Ephedra has one of the longest documented histories of human use of any gymnosperm. Pollen of the genus has been found in Neanderthal-era archaeological contexts, and roughly 15,000-year-old fossil cones are known from Morocco. In China the plant — called mahuang (麻黃) — has reportedly been used medicinally for around seven thousand years, traditionally to treat headaches and respiratory complaints, though modern clinical evidence for many of these applications remains limited. The genus was formally described by Linnaeus in 1753, building on Tournefort's earlier usage. In the twentieth century, ephedrine isolated from Ephedra distachya and related species became a widely used decongestant and bronchodilator, but concerns about cardiovascular harm — arrhythmias, palpitations, tachycardia and myocardial infarction, especially in combination with caffeine — led the United States to ban dietary supplements containing ephedra in the early 21st century.

Cultural Uses

Several species of Ephedra contain the alkaloids ephedrine and pseudoephedrine, typically at concentrations of 1–4% of dry weight and occasionally as high as 6%. These sympathomimetic compounds have decongestant, bronchodilator and stimulant effects, and they underlie the genus's long history of medicinal and ceremonial use, particularly in East Asia where Ephedra sinica is the principal commercial source of ma huang. The same chemistry is responsible for the genus's modern reputation as a hazardous over-the-counter supplement: ephedrine and pseudoephedrine can trigger arrhythmias, palpitations, tachycardia and myocardial infarction, with the risk substantially increased by combination with caffeine.

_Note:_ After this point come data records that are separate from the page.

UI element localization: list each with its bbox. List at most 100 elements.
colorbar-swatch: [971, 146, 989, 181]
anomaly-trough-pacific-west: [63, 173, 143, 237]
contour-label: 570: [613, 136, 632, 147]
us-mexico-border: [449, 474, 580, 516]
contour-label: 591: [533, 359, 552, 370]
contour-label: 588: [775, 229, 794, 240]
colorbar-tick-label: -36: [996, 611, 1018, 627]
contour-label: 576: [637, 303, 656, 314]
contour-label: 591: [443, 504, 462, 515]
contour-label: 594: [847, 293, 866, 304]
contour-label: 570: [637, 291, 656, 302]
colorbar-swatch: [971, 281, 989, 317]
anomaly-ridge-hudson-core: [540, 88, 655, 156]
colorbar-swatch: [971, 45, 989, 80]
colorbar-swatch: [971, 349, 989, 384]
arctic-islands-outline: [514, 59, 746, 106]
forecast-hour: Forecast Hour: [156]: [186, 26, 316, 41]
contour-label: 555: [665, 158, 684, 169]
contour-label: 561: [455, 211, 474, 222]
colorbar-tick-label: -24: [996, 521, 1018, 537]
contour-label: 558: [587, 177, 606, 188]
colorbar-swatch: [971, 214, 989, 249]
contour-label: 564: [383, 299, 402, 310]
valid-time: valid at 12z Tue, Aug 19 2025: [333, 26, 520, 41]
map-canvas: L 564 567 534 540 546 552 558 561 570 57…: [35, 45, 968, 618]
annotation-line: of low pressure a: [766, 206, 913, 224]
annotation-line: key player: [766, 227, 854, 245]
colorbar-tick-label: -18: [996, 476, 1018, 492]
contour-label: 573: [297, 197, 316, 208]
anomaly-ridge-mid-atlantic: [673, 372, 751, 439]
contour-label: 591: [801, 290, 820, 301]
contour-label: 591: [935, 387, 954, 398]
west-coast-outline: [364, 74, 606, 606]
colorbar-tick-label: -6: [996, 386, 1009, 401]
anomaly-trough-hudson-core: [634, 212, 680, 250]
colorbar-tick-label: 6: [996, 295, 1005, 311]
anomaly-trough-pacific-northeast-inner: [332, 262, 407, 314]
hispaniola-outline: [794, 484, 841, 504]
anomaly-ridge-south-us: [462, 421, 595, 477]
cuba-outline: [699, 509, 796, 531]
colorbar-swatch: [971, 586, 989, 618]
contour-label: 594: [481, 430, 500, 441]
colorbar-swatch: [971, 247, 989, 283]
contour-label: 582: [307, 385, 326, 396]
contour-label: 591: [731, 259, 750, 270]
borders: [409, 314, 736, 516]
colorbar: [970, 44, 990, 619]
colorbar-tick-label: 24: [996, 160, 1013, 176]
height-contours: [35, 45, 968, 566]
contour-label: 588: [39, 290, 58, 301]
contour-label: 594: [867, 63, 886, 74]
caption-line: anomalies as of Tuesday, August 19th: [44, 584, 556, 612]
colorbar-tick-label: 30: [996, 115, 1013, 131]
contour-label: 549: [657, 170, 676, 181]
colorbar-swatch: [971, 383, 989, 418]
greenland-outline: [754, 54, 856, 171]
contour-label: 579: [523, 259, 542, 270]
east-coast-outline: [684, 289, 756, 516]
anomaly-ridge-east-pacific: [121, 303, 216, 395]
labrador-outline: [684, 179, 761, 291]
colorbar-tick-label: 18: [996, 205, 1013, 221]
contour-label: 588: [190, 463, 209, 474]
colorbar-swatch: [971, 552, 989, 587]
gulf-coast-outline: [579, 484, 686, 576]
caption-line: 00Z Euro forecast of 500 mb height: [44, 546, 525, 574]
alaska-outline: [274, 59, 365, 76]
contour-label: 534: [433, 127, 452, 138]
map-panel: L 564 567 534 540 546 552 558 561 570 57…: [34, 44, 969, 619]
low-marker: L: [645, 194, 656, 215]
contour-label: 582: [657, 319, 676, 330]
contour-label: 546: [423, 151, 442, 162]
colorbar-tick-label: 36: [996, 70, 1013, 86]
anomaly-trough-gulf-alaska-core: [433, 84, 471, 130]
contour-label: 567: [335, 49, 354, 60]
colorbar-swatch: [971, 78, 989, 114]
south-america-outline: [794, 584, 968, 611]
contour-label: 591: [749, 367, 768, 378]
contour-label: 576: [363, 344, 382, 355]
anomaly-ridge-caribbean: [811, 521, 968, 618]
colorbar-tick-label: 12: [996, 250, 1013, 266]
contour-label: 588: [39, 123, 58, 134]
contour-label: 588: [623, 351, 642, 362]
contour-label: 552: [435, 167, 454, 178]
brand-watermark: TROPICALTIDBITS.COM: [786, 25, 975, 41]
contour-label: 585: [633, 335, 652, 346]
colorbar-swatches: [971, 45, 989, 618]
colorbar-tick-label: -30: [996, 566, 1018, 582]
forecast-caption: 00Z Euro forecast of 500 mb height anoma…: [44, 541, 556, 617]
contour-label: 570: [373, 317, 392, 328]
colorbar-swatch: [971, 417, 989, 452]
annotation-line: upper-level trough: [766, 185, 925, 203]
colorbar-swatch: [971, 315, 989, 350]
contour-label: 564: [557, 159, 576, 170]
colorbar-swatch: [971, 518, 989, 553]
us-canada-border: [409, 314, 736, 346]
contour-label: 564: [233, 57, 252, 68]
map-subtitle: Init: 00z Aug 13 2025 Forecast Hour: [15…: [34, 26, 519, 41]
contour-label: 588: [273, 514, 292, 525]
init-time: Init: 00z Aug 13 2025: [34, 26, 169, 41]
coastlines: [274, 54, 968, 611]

In North America, several native species are traditionally brewed as a stimulant tea — the basis of common names such as "Mormon tea."

Taxonomy Notes

Ephedra was published by Carl Linnaeus in Species Plantarum in 1753 (page 1040), with the authority cited as Ephedra Tourn. ex L. in recognition of Tournefort's earlier usage. It is the only living genus in the family Ephedraceae and the order Ephedrales, and one of three extant genera in the gymnosperm division Gnetophyta, alongside Gnetum and Welwitschia. Roughly 74 species and 2 hybrids are accepted today, though no comprehensive modern monograph has been produced since O. Stapf's treatment of 1889, and North American species alone are recognized as falling into at least three distinct groups within the genus. The base chromosome number is x = 7. Diagnostic characters used to separate species include female cone structure (whether biovulate or uniovulate, and the degree of bract fusion), twig diameter (which ranges from about 0.4 to 3.5 mm), leaf arrangement (opposite versus whorled in threes), and seed morphology.